Monday, June 16, 2008

HD as a Natural DRM

I think my list of tasks is now finally approaching a manageable level hopefully giving a bit more time to post what should be at least weekly content. Up this week is our recent position paper on using the size of HD as a natural DRM. While the paper unfortunately did not make it into NSPW, the topic is interesting enough that we have converted it over to a technical report and wiki-fied it. If anyone has a good LaTeX to Wiki converter, please let me know.

The thrust of the paper is relatively simple, is the size of high definition content (30+ GB) sufficient to act as a natural DRM and deterrent to file sharing. Taking a cue from music sharing, WAV file sharing certainly existed but the content was fairly large and the bandwidth speeds for exceptionally bad at that time. With the emergence of the MP3, all of that changed making sharing much easier. In some sense, HD content follows a similar parallel in that it is an order of magnitude greater in terms of size versus DVD and two orders of magnitude greater than CD-focused content.

If one looks at the general dynamics of beginning the seed of a movie say via BitTorrent, a fully symmetric link would take roughly 40 minutes to grab a 30 GB Blu-Ray disc (12.5 MB/s net speed ignoring headers, assuming TCP kept the pipe full, ignoring the ramp up in congestion avoidance). Now, while I would love for 100 Mb/s symmetric bandwidth to rapidly grow in the US, I simply do not see that happening any time in the near term. Taking DSL and sharing cuts bandwidth down by a factor of 10 on the downstream and 100 on the upstream. While P2P helps with that sharing, the file still has to get distributed out past that initial seeder. Given that one probably does not want to hang out too long on a given torrent with pirated content (*AA actions) nor wants to pay the potential bandwidth costs (size caps via Time Warner), is anyone going to be all that keen to share pirated HD content?

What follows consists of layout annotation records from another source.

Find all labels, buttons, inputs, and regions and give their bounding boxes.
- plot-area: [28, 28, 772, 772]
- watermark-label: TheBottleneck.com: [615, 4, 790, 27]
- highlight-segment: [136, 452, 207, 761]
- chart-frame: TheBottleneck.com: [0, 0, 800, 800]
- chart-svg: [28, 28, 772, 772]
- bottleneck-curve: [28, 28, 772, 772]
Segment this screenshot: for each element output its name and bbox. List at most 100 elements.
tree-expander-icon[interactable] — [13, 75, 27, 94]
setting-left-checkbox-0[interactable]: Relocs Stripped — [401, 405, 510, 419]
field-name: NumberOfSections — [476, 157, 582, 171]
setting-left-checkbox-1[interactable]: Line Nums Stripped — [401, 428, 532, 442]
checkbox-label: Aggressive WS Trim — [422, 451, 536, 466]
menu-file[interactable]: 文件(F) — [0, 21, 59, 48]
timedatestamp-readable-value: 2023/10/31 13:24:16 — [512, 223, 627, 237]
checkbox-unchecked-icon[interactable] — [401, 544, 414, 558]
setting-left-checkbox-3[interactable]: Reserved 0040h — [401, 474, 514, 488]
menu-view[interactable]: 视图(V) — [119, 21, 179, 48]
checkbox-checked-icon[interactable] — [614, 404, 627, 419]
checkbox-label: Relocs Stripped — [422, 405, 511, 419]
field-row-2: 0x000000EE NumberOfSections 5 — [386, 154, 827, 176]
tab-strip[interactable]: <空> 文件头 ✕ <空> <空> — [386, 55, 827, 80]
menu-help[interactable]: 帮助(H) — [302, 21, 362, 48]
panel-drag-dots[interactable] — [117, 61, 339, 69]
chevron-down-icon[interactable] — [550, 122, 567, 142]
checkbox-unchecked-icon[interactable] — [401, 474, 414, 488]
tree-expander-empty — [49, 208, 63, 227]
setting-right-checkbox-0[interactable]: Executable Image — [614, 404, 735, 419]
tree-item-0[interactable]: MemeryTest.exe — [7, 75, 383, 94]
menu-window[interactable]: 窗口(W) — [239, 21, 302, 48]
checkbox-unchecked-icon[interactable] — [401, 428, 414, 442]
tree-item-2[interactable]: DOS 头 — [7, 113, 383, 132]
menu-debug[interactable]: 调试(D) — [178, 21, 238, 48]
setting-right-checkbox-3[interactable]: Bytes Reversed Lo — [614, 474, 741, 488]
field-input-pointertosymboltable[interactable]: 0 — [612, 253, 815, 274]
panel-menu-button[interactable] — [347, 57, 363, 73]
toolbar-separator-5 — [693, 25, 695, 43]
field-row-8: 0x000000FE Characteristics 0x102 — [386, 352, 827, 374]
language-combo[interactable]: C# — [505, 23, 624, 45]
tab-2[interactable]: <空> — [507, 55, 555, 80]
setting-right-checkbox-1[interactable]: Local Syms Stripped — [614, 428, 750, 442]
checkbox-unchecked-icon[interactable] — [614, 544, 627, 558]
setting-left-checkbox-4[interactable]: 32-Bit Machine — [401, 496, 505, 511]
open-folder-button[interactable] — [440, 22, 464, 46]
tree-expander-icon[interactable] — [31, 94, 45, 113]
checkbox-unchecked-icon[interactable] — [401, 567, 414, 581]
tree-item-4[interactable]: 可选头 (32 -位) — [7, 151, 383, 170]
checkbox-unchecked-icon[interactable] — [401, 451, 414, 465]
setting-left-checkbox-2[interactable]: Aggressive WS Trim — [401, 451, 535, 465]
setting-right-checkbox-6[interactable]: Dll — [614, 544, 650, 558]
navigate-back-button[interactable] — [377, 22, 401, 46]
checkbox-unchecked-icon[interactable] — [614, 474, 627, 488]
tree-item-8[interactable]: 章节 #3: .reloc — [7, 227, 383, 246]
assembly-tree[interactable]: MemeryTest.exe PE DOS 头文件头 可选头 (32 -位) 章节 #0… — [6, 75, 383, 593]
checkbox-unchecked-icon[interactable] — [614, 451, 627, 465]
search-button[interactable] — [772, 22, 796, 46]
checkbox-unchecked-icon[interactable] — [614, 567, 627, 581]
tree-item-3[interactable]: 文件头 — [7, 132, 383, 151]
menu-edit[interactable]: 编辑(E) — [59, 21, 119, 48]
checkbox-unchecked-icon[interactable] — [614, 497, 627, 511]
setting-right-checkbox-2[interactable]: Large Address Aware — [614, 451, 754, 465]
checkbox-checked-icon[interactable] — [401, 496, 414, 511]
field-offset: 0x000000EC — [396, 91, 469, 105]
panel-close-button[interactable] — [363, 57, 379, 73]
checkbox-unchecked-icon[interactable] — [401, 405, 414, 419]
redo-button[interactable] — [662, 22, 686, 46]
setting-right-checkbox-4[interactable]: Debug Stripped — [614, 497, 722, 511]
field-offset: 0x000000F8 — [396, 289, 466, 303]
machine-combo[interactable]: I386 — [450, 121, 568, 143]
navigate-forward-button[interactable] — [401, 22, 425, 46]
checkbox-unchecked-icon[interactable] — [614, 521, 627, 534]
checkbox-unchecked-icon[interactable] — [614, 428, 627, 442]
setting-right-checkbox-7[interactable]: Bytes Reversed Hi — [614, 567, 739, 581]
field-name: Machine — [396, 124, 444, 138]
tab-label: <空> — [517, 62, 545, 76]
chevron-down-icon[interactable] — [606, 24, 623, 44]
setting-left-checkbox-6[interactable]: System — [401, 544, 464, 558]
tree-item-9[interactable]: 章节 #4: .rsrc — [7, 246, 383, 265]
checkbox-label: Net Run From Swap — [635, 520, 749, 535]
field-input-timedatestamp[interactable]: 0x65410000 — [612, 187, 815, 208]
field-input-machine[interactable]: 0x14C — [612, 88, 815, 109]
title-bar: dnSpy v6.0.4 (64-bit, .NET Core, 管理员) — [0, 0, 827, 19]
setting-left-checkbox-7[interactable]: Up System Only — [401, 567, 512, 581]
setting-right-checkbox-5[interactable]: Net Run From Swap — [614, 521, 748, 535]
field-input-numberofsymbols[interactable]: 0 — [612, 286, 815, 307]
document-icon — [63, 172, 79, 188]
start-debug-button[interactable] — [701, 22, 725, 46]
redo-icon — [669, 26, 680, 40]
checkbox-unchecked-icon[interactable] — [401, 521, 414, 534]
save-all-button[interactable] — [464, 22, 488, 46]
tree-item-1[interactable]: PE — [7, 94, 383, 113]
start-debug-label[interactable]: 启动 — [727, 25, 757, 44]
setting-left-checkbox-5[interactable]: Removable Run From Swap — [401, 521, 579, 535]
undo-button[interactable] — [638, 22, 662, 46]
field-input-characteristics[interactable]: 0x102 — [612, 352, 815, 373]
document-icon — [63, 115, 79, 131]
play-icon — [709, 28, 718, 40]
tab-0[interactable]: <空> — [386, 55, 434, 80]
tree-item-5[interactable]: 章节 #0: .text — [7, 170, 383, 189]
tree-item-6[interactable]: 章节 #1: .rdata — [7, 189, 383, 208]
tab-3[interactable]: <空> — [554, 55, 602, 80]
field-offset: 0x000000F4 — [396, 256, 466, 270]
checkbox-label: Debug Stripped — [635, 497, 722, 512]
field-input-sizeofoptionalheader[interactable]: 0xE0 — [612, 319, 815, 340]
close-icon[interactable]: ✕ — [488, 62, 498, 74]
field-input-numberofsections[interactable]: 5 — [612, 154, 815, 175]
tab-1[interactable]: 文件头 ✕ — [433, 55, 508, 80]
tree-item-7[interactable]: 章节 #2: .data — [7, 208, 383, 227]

Ah, but what about smaller content as several of the reviewers raised? Sure, feel free to DRM away but the premise of the paper is that for HD content, it doesn't add all that match. With the analog hole (for any content) and nearly every DRM mechanism being cracked shortly after release, why bother? Can disc copying occur then? Most definitely but it is more like copying the analog tape of old rather than the easy, quick file sharing of today. Is it easier to copy or just to loan a disc? My thinking is that the economics of sharing (size caps on the upstream) will be a far more effective deterrent at sharing than DRM will ever be. Moreover, as the paper mentions, it is in the interest of the ISPs to try to swat down the heavy tail or at least convert that heavy tail into a net economic gain. We've already seen this with the recent brouhaha over P2P throttling and as much as one would like the all you upload buffet to continue, those days are likely numbered at least for the near term. It is quite easy to pick out the heavy tail on the upload and keep the "good" netizens from being penalized (good as in profitable subscribers to an ISP).

Long story short, it is an interesting topic of discussion in general with regards to design. Interesting questions as well would be quantifying the total energy cost of HD DRM or comparing it to applying it on Folding@Home or SETI@Home (computations spent). Alternatively, could one embed multiple signatures from the source side (ala steganography) to assist with tracing the root of shared content (40 GB is a lot of space to hide stuff but can it be done fast on the production side)? At what point are speeds feasible where DRM might need to be imposed, i.e. what is the cutoff where DRM is necessary (if at all)?